Le jeudi 18 juillet 2025, l’Office ivoirien des parcs et réserves (OIPR) a officiellement validé le Plan d’aménagement et de gestion (PAG) 2025-2034 de la réserve naturelle de Mabi-Yaya. Un document stratégique assorti d’un investissement de plus de 7 milliards FCFA a été élaboré.
Six grands axes pour dix ans d’action
Le plan a une durée de dix ans. Il s’articule autour de six priorités.

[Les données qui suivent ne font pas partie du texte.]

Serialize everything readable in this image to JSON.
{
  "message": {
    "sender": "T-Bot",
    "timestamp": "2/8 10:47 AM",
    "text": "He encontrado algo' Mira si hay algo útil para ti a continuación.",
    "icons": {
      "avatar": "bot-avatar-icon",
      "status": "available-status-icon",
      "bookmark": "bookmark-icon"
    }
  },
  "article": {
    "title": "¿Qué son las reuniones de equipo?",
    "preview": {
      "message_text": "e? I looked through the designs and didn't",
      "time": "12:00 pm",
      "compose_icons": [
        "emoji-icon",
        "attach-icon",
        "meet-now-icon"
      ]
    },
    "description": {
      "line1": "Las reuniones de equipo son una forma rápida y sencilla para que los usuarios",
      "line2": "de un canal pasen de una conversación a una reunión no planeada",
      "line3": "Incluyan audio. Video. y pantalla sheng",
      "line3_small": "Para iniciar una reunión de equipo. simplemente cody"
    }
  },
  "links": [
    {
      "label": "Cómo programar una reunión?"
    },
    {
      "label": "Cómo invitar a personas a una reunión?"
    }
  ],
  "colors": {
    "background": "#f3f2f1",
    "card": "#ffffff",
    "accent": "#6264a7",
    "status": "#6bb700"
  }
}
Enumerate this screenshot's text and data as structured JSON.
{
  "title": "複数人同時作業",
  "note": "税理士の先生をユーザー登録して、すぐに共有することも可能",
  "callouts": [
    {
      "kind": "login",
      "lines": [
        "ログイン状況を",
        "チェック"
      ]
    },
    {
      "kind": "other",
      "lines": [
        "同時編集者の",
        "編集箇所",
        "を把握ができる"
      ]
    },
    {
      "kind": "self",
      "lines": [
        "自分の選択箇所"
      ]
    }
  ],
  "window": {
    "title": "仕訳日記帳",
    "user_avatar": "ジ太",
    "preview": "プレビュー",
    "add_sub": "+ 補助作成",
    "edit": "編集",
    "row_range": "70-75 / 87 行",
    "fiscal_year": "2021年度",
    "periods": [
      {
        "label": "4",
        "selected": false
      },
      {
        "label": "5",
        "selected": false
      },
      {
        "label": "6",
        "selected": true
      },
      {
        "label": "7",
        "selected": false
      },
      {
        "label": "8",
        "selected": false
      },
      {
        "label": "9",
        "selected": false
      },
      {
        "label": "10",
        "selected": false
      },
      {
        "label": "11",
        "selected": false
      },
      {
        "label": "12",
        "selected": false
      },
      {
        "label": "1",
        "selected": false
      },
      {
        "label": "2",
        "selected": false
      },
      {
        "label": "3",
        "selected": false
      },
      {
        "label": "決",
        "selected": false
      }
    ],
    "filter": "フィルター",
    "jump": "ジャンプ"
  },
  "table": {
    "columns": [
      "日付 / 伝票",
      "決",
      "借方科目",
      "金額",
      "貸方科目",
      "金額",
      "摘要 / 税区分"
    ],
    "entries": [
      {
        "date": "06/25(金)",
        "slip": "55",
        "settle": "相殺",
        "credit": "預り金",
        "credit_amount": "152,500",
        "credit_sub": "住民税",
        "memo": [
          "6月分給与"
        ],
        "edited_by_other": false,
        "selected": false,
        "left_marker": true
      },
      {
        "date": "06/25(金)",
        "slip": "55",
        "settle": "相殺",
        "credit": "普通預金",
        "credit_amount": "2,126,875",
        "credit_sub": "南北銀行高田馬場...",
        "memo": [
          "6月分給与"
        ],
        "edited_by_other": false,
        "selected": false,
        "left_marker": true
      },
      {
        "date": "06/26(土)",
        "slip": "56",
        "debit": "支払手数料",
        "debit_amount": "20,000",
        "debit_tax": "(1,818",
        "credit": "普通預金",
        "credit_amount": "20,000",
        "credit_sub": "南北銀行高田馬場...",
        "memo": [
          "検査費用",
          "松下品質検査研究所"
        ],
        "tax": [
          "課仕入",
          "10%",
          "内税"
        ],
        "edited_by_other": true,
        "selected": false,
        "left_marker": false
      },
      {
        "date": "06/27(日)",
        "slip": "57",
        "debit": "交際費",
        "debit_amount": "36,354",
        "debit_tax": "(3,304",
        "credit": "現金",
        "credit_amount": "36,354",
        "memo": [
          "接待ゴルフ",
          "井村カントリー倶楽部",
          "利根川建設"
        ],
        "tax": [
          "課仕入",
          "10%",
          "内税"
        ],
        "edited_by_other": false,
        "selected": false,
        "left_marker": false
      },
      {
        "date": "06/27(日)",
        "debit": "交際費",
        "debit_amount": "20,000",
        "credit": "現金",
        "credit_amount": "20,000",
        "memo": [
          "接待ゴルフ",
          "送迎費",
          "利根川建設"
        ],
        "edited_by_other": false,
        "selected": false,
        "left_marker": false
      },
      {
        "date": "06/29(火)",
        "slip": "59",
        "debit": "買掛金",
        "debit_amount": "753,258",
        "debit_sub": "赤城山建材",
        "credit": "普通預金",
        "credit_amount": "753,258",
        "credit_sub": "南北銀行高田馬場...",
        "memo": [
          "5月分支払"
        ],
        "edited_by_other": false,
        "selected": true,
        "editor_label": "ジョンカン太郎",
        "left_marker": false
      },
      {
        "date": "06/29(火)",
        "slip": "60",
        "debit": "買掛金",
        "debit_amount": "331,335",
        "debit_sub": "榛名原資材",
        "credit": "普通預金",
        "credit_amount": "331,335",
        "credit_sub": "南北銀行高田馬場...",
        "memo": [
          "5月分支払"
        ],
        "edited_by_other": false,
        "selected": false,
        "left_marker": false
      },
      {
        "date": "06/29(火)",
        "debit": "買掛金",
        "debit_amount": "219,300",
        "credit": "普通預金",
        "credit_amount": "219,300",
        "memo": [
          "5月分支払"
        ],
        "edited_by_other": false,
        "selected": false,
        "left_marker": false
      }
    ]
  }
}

Il s’agit de renforcer la protection des habitats, d’intensifier le suivi écologique, d’améliorer les infrastructures.
Accompagner les populations riveraines, et dynamiser la communication et le tourisme sont aussi inscrits parmi les priorités de ce plan.
Il en est de même pour le renforcement de la gouvernance de la réserve.
L’ensemble vise une gestion durable de ce site forestier unique, situé dans la région de La Mé.
Un symbole de la nouvelle politique forestière
Pour Saraka Adolphe, conseiller technique au ministère de l’Environnement, la validation de ce plan marque un tournant dans la stratégie nationale.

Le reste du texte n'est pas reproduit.